‘24: Legacy’: An Energetic Reboot With Problems


Sunday marks the return of 24 for a potentially massive post-Super Bowl audience. It’s Kiefer Sutherland-free — no Counter Terrorist Unit legend Jack Bauer growling and grunting through intrigue and torture. Instead, the rechristened 24: Legacy gives us a younger hero, Straight Outta Compton’s Corey Hawkins as Eric Carter, an ex-Army Ranger, a Special Forces professional who wants to be left alone with his nurse-wife (Anna Diop), but gets pulled into saving America from a potential terrorist attack.

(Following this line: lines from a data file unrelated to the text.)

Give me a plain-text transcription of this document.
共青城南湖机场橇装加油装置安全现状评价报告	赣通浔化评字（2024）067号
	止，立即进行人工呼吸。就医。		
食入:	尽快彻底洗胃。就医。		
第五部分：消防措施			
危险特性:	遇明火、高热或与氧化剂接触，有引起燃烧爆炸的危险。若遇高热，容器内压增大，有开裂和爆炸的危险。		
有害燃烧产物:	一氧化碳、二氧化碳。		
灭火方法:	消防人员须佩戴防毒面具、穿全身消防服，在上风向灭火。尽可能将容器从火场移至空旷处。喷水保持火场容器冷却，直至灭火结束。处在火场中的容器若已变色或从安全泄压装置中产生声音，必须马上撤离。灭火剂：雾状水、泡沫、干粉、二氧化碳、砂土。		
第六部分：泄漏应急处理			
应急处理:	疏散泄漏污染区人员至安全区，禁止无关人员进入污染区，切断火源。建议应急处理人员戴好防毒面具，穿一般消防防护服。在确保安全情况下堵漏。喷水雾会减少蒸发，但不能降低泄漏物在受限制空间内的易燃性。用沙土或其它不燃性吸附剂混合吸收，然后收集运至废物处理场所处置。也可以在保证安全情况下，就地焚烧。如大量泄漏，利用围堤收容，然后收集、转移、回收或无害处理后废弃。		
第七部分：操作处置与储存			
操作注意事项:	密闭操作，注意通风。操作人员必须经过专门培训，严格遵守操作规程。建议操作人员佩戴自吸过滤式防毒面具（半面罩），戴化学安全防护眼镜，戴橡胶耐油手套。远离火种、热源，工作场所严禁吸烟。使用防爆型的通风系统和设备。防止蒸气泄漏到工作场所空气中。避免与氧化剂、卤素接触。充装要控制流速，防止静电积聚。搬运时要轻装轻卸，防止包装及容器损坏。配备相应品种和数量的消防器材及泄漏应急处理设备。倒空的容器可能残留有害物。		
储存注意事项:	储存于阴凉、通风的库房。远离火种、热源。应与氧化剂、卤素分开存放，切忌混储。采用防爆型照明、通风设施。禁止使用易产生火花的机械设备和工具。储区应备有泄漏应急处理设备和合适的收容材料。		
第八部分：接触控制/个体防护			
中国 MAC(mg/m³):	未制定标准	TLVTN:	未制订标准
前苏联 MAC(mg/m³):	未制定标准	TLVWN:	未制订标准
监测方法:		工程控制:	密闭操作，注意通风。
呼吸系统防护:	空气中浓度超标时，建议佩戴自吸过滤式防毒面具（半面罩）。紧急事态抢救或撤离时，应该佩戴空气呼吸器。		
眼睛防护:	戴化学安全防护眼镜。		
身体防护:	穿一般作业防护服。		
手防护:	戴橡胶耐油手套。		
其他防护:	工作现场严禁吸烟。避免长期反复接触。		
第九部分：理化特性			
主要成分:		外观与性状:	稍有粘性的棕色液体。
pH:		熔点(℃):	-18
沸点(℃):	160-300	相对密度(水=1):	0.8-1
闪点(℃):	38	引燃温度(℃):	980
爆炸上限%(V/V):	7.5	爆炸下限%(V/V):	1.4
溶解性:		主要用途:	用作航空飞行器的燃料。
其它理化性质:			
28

The opening real-time hour is pretty engaging — knottily plotted yet streamlined enough to hold the attention of football fans left burping on sofas across this great land on Sunday. Early on, the instigating item that sets off the drama is revealed: a flash drive with the names and contact info for terrorist sleeper cells.

For one subplot, we get Jimmy Smits playing a senator running for president whose wife, Homeland’s Miranda Otto, is the former head of CTU. In a few later episodes made available for critics, I would say that this political subplot hamstrings Smits, who’s stuck in glad-handing campaign mode, while Otto dashes around CTU trying to help Carter via the organization’s familiar, vast array of high-tech computer equipment.

There are also subplots about the plight of war veterans, a high school teacher involved with a student who may or may not be a budding terrorist, and the inevitable possible CTU mole. The least-promising narrative thread involves Carter’s wife. Carter drops her off with his drug-dealer brother (Ashley Thomas), who promises to protect her even as he’s planning a major drug score. This seems ludicrous. The show’s trademark split-screen visual style gets a real workout even when it’s totally unnecessary, such as a moment when the TV screen split into three simultaneous segments as two characters just stood around to watch a video. This is the very definition of “not suspenseful.”

I like the way Hawkins plays Carter, with a fierce gaze, a firm jawline, and an explosive running style. But after a few hours of 24: Legacy, I wasn’t very engaged by all the scrambling around, the twists that prove to be double-crosses that will probably turn out to be triple-crosses. By the time Carter tried to execute a robbery from a place that strains all credulity, I was starting to count how many hours the season has left, and that became its own kind of torture.

24: Legacy premieres after the Super Bowl, and airs Mondays at 8 p.m. on Fox.